A Quiet Place is surprisingly not scoreless, thanks to composer Marco Beltrami, and speaking is as crucial in the film as communication is in real life. Sign Language is used throughout the film, but what's surprising is what's being signed can be every so slightly heard sometimes by some characters. The variances in the language are brought out through moments like that and shows, if only for a moment, security has broken through the tension. Your heartbeat may spike at a moment's notice, but it is not toyed with.

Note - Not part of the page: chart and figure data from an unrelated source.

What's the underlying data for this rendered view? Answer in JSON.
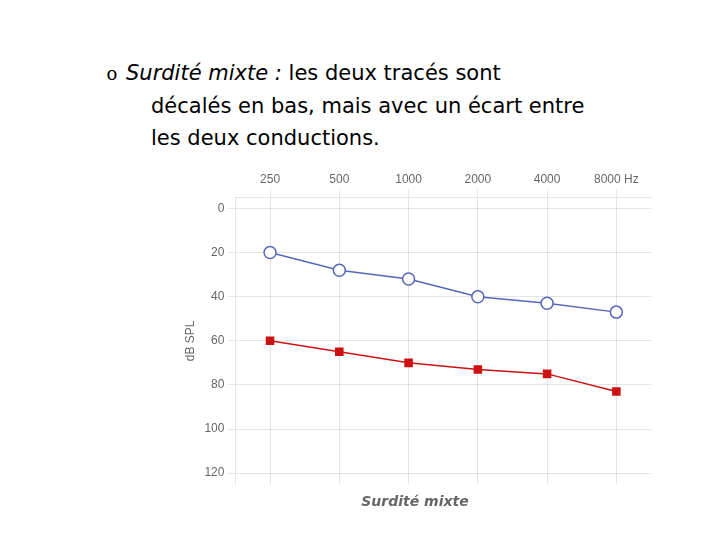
{
  "chart_data": {
    "type": "line",
    "xlabel": "Surdité mixte",
    "ylabel": "dB SPL",
    "annotations": [
      "o",
      "Surdité mixte : ",
      "les deux tracés sont",
      "décalés en bas, mais avec un écart entre",
      "les deux conductions."
    ],
    "categories": [
      "250",
      "500",
      "1000",
      "2000",
      "4000",
      "8000 Hz"
    ],
    "series": [
      {
        "color": "#5566bb",
        "marker": "circle",
        "values": [
          20,
          28,
          32,
          40,
          43,
          47
        ]
      },
      {
        "color": "#cc1111",
        "marker": "square",
        "values": [
          60,
          65,
          70,
          73,
          75,
          83
        ]
      }
    ],
    "ylim": [
      125,
      -5
    ],
    "yticks": [
      0,
      20,
      40,
      60,
      80,
      100,
      120
    ],
    "grid": true
  }
}
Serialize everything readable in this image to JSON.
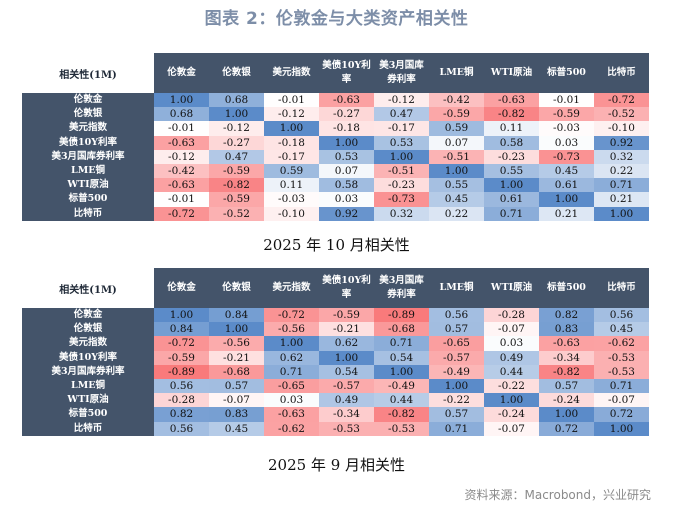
{
  "title": "图表 2：伦敦金与大类资产相关性",
  "corner_label": "相关性(1M)",
  "assets": [
    "伦敦金",
    "伦敦银",
    "美元指数",
    "美债10Y利率",
    "美3月国库券利率",
    "LME铜",
    "WTI原油",
    "标普500",
    "比特币"
  ],
  "col_headers": [
    "伦敦金",
    "伦敦银",
    "美元指数",
    "美债10Y利\n率",
    "美3月国库\n券利率",
    "LME铜",
    "WTI原油",
    "标普500",
    "比特币"
  ],
  "colors": {
    "header_bg": "#44546a",
    "positive": "#5b8bc9",
    "negative": "#f8696b",
    "neutral": "#ffffff"
  },
  "tables": [
    {
      "caption": "2025 年 10 月相关性",
      "matrix": [
        [
          "1.00",
          "0.68",
          "-0.01",
          "-0.63",
          "-0.12",
          "-0.42",
          "-0.63",
          "-0.01",
          "-0.72"
        ],
        [
          "0.68",
          "1.00",
          "-0.12",
          "-0.27",
          "0.47",
          "-0.59",
          "-0.82",
          "-0.59",
          "-0.52"
        ],
        [
          "-0.01",
          "-0.12",
          "1.00",
          "-0.18",
          "-0.17",
          "0.59",
          "0.11",
          "-0.03",
          "-0.10"
        ],
        [
          "-0.63",
          "-0.27",
          "-0.18",
          "1.00",
          "0.53",
          "0.07",
          "0.58",
          "0.03",
          "0.92"
        ],
        [
          "-0.12",
          "0.47",
          "-0.17",
          "0.53",
          "1.00",
          "-0.51",
          "-0.23",
          "-0.73",
          "0.32"
        ],
        [
          "-0.42",
          "-0.59",
          "0.59",
          "0.07",
          "-0.51",
          "1.00",
          "0.55",
          "0.45",
          "0.22"
        ],
        [
          "-0.63",
          "-0.82",
          "0.11",
          "0.58",
          "-0.23",
          "0.55",
          "1.00",
          "0.61",
          "0.71"
        ],
        [
          "-0.01",
          "-0.59",
          "-0.03",
          "0.03",
          "-0.73",
          "0.45",
          "0.61",
          "1.00",
          "0.21"
        ],
        [
          "-0.72",
          "-0.52",
          "-0.10",
          "0.92",
          "0.32",
          "0.22",
          "0.71",
          "0.21",
          "1.00"
        ]
      ]
    },
    {
      "caption": "2025 年 9 月相关性",
      "matrix": [
        [
          "1.00",
          "0.84",
          "-0.72",
          "-0.59",
          "-0.89",
          "0.56",
          "-0.28",
          "0.82",
          "0.56"
        ],
        [
          "0.84",
          "1.00",
          "-0.56",
          "-0.21",
          "-0.68",
          "0.57",
          "-0.07",
          "0.83",
          "0.45"
        ],
        [
          "-0.72",
          "-0.56",
          "1.00",
          "0.62",
          "0.71",
          "-0.65",
          "0.03",
          "-0.63",
          "-0.62"
        ],
        [
          "-0.59",
          "-0.21",
          "0.62",
          "1.00",
          "0.54",
          "-0.57",
          "0.49",
          "-0.34",
          "-0.53"
        ],
        [
          "-0.89",
          "-0.68",
          "0.71",
          "0.54",
          "1.00",
          "-0.49",
          "0.44",
          "-0.82",
          "-0.53"
        ],
        [
          "0.56",
          "0.57",
          "-0.65",
          "-0.57",
          "-0.49",
          "1.00",
          "-0.22",
          "0.57",
          "0.71"
        ],
        [
          "-0.28",
          "-0.07",
          "0.03",
          "0.49",
          "0.44",
          "-0.22",
          "1.00",
          "-0.24",
          "-0.07"
        ],
        [
          "0.82",
          "0.83",
          "-0.63",
          "-0.34",
          "-0.82",
          "0.57",
          "-0.24",
          "1.00",
          "0.72"
        ],
        [
          "0.56",
          "0.45",
          "-0.62",
          "-0.53",
          "-0.53",
          "0.71",
          "-0.07",
          "0.72",
          "1.00"
        ]
      ]
    }
  ],
  "source": "资料来源：Macrobond，兴业研究"
}
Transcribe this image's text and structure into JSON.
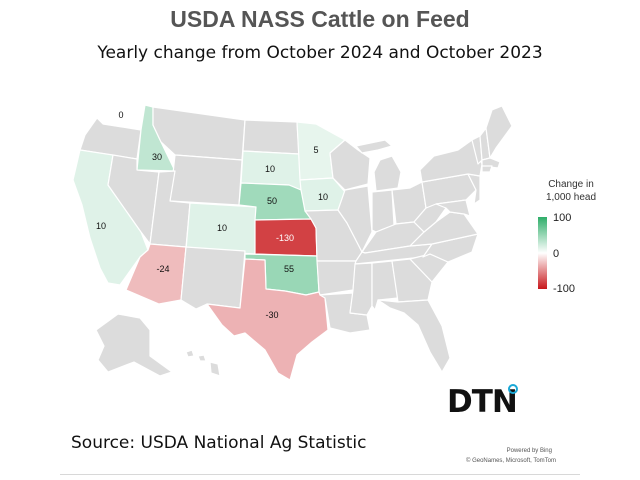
{
  "title": "USDA NASS Cattle on Feed",
  "subtitle": "Yearly change from October 2024 and October 2023",
  "legend": {
    "title_line1": "Change in",
    "title_line2": "1,000 head",
    "max_label": "100",
    "mid_label": "0",
    "min_label": "-100",
    "max_color": "#2fae6a",
    "mid_color": "#ffffff",
    "min_color": "#c8171b"
  },
  "colors": {
    "no_data": "#dcdcdc",
    "border": "#ffffff"
  },
  "states": [
    {
      "id": "WA",
      "value": 0,
      "label": "0"
    },
    {
      "id": "ID",
      "value": 30,
      "label": "30"
    },
    {
      "id": "CA",
      "value": 10,
      "label": "10"
    },
    {
      "id": "AZ",
      "value": -24,
      "label": "-24"
    },
    {
      "id": "CO",
      "value": 10,
      "label": "10"
    },
    {
      "id": "SD",
      "value": 10,
      "label": "10"
    },
    {
      "id": "MN",
      "value": 5,
      "label": "5"
    },
    {
      "id": "NE",
      "value": 50,
      "label": "50"
    },
    {
      "id": "IA",
      "value": 10,
      "label": "10"
    },
    {
      "id": "KS",
      "value": -130,
      "label": "-130"
    },
    {
      "id": "OK",
      "value": 55,
      "label": "55"
    },
    {
      "id": "TX",
      "value": -30,
      "label": "-30"
    }
  ],
  "logo": "DTN",
  "source": "Source: USDA National Ag Statistic",
  "attribution": {
    "powered_by": "Powered by Bing",
    "credits": "© GeoNames, Microsoft, TomTom"
  }
}
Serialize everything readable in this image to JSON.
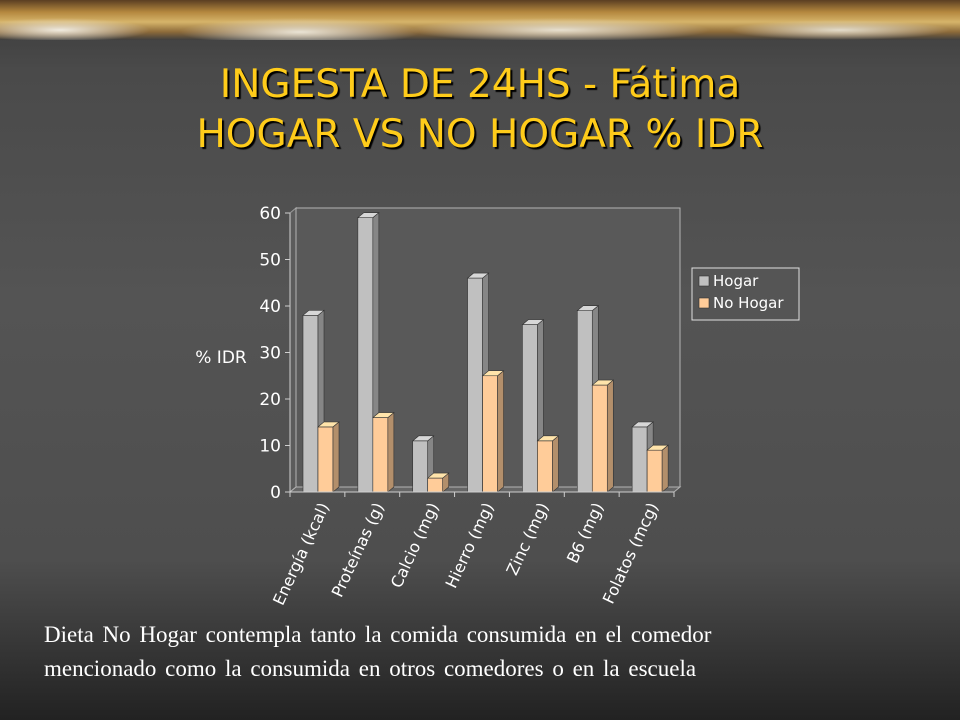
{
  "slide": {
    "title_line1": "INGESTA DE 24HS - Fátima",
    "title_line2": "HOGAR VS NO HOGAR % IDR",
    "footnote_line1": "Dieta No Hogar contempla tanto la comida consumida  en el comedor",
    "footnote_line2": "mencionado  como la consumida  en otros comedores o en la escuela"
  },
  "chart_data": {
    "type": "bar",
    "title": "",
    "xlabel": "",
    "ylabel": "% IDR",
    "ylim": [
      0,
      60
    ],
    "yticks": [
      0,
      10,
      20,
      30,
      40,
      50,
      60
    ],
    "grid": false,
    "legend_position": "right",
    "categories": [
      "Energía (kcal)",
      "Proteínas (g)",
      "Calcio (mg)",
      "Hierro (mg)",
      "Zinc (mg)",
      "B6 (mg)",
      "Folatos (mcg)"
    ],
    "series": [
      {
        "name": "Hogar",
        "values": [
          38,
          59,
          11,
          46,
          36,
          39,
          14
        ],
        "color": "#c0c0c0"
      },
      {
        "name": "No Hogar",
        "values": [
          14,
          16,
          3,
          25,
          11,
          23,
          9
        ],
        "color": "#ffcc99"
      }
    ]
  }
}
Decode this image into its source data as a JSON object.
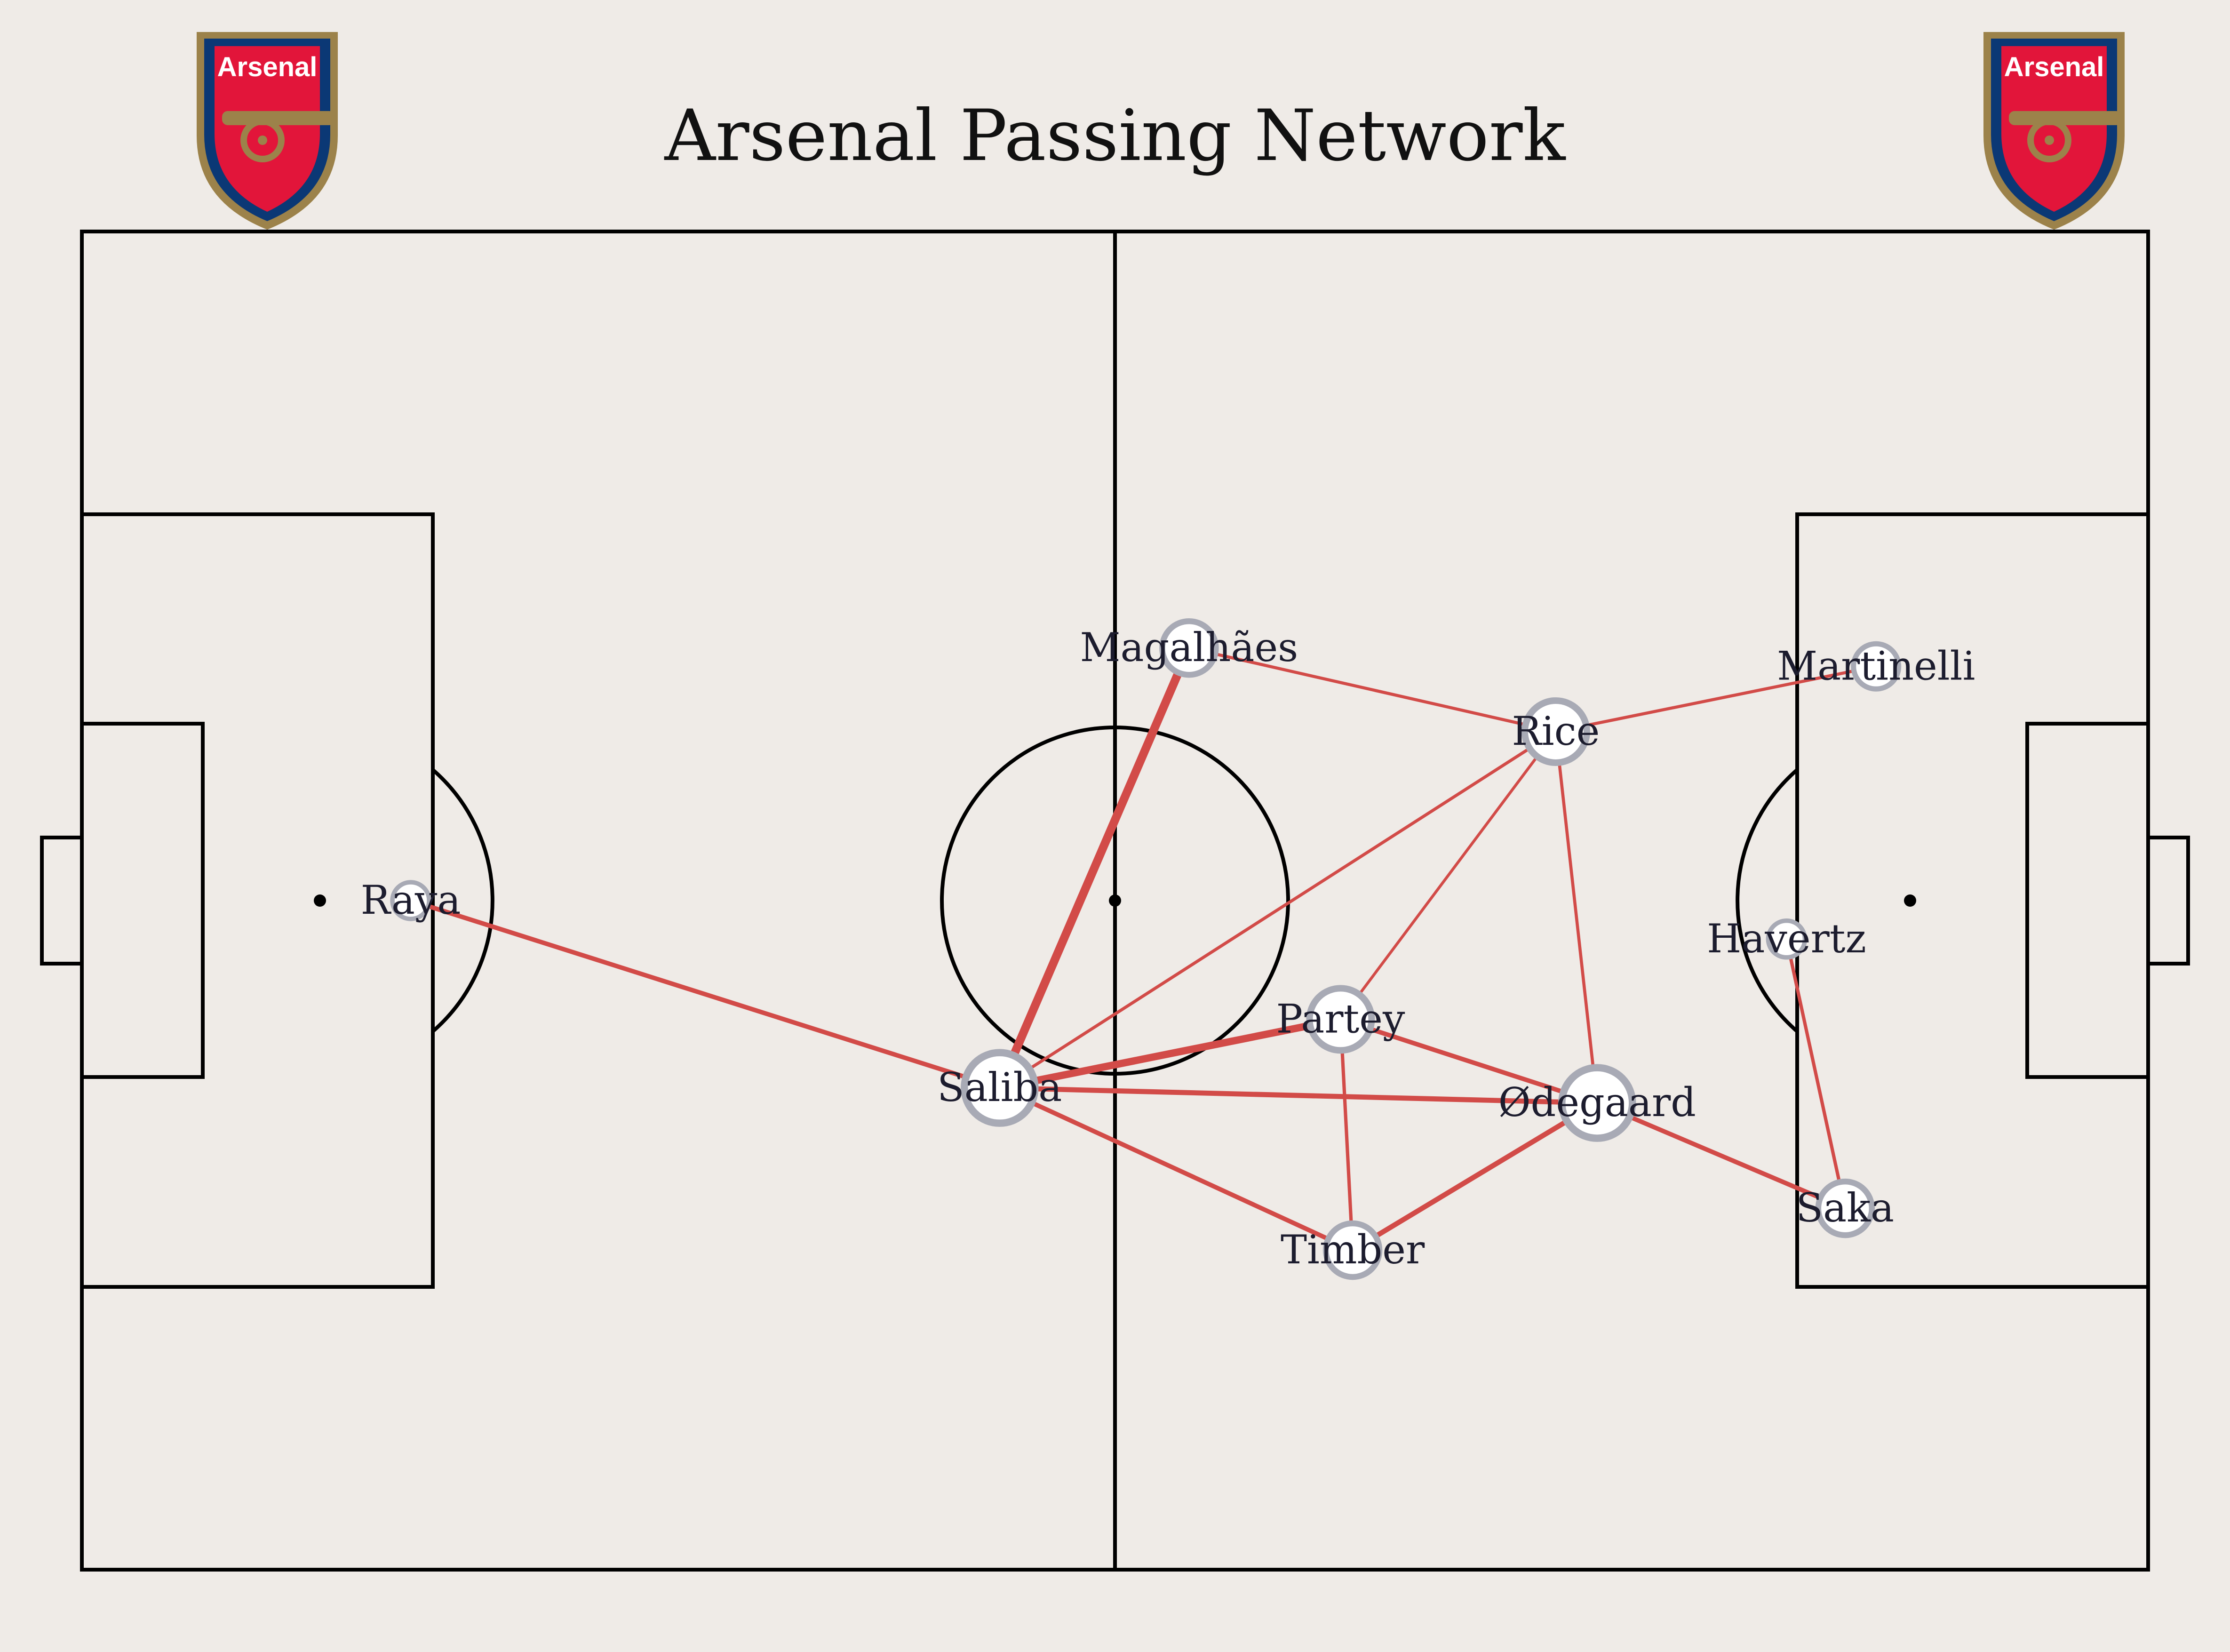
{
  "title": "Arsenal Passing Network",
  "crest": {
    "text": "Arsenal",
    "red": "#e2153a",
    "navy": "#0b3875",
    "gold": "#9c824a"
  },
  "colors": {
    "background": "#efebe7",
    "pass": "#d24b48",
    "node_edge": "#a8aab5",
    "line": "#000000"
  },
  "pitch": {
    "length": 120,
    "width": 80
  },
  "players": [
    {
      "id": "raya",
      "name": "Raya",
      "x": 19.1,
      "y": 40.0,
      "size": 1
    },
    {
      "id": "saliba",
      "name": "Saliba",
      "x": 53.3,
      "y": 28.8,
      "size": 5
    },
    {
      "id": "magalhaes",
      "name": "Magalhães",
      "x": 64.3,
      "y": 55.1,
      "size": 3
    },
    {
      "id": "rice",
      "name": "Rice",
      "x": 85.6,
      "y": 50.1,
      "size": 4
    },
    {
      "id": "martinelli",
      "name": "Martinelli",
      "x": 104.2,
      "y": 54.0,
      "size": 2
    },
    {
      "id": "havertz",
      "name": "Havertz",
      "x": 99.0,
      "y": 37.7,
      "size": 1
    },
    {
      "id": "partey",
      "name": "Partey",
      "x": 73.1,
      "y": 32.9,
      "size": 4
    },
    {
      "id": "odegaard",
      "name": "Ødegaard",
      "x": 88.0,
      "y": 27.9,
      "size": 5
    },
    {
      "id": "saka",
      "name": "Saka",
      "x": 102.4,
      "y": 21.6,
      "size": 3
    },
    {
      "id": "timber",
      "name": "Timber",
      "x": 73.8,
      "y": 19.1,
      "size": 3
    }
  ],
  "passes": [
    {
      "from": "saliba",
      "to": "magalhaes",
      "width": 3
    },
    {
      "from": "saliba",
      "to": "raya",
      "width": 1.6
    },
    {
      "from": "saliba",
      "to": "partey",
      "width": 2.6
    },
    {
      "from": "saliba",
      "to": "odegaard",
      "width": 1.8
    },
    {
      "from": "saliba",
      "to": "timber",
      "width": 1.6
    },
    {
      "from": "saliba",
      "to": "rice",
      "width": 1.1
    },
    {
      "from": "magalhaes",
      "to": "rice",
      "width": 1.1
    },
    {
      "from": "rice",
      "to": "martinelli",
      "width": 1.1
    },
    {
      "from": "rice",
      "to": "partey",
      "width": 1
    },
    {
      "from": "rice",
      "to": "odegaard",
      "width": 1.1
    },
    {
      "from": "partey",
      "to": "odegaard",
      "width": 1.6
    },
    {
      "from": "partey",
      "to": "timber",
      "width": 1.2
    },
    {
      "from": "timber",
      "to": "odegaard",
      "width": 1.8
    },
    {
      "from": "odegaard",
      "to": "saka",
      "width": 1.6
    },
    {
      "from": "havertz",
      "to": "saka",
      "width": 1.2
    }
  ]
}
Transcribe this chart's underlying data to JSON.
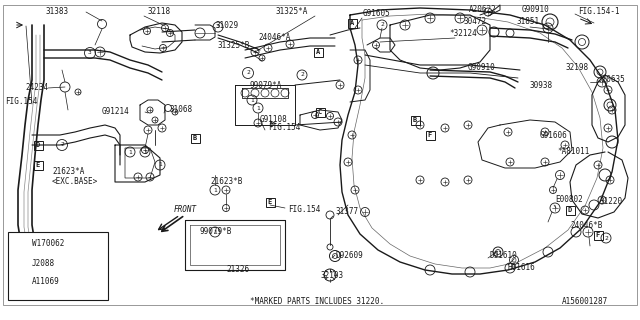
{
  "bg_color": "#ffffff",
  "line_color": "#1a1a1a",
  "text_color": "#1a1a1a",
  "diagram_id": "A156001287",
  "footer_note": "*MARKED PARTS INCLUDES 31220.",
  "legend": [
    {
      "num": "1",
      "code": "W170062"
    },
    {
      "num": "2",
      "code": "J2088"
    },
    {
      "num": "3",
      "code": "A11069"
    }
  ],
  "fig_w": 640,
  "fig_h": 320
}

The family, however, is toyed with. Krasinksy is not starting with a perfect story, as writers Bryan Woods and Scott Beck pull the rug out from under the family with a tight grip every once in a while. The monsters aren't given an unfair advantage, it's just whatever starts a potential attack, to a certain extent, is avoidable, sometimes it's frustratingly avoidable. Once that is out of their hands though, the movie doesn't add insult to injury by placing the family somewhere like a wind chime factory. In fact, great care is taken in showing that their environment is the anti-wind chime factory, with many everyday objects they use replaced with paper and fabric versions, so it evens these "get the ball rolling" moments out pretty well. The only other cheap shot like this that stuck out was some exposition, but at least it was given visually. The history of the monsters and the family's situation is slammed in the audience's face a little harder than it needed to be with some shots that could've been cut. 

A Quiet Place Poster
Theatrical Poster | Copyright 2018 Paramount Pictures

On that subject, the use of shots, by cinematographer Charlotte Bruus Christensen, beautifully display the Hudson Valley and upstate New York. Parts were filmed in the same county as my college. What's displayed is quite an original site, aside from the woods and beautiful mix of natural and nighttime lighting. Krasinsky and his crew imagine new pits of terror and impersonal, environment-based torture. Those impersonal moments are heightened when the audio-centric monsters, designed by Jeffrey Beecroft and Scott Farrar, attack. The shots are too. Whenever the camera is on them, there's a want for it to stay there, to study the design. It should be considered an honor. One given to the Xenomorphs and Heptapods, and many in-between, that came before.

It's not necessary to encourage viewers to watch where they're going upon exiting the theatre. They'll be doing that on their own, at least until they start driving or return and feel comfortable to crank the volume on something, anything, to make sure they've snapped out of it.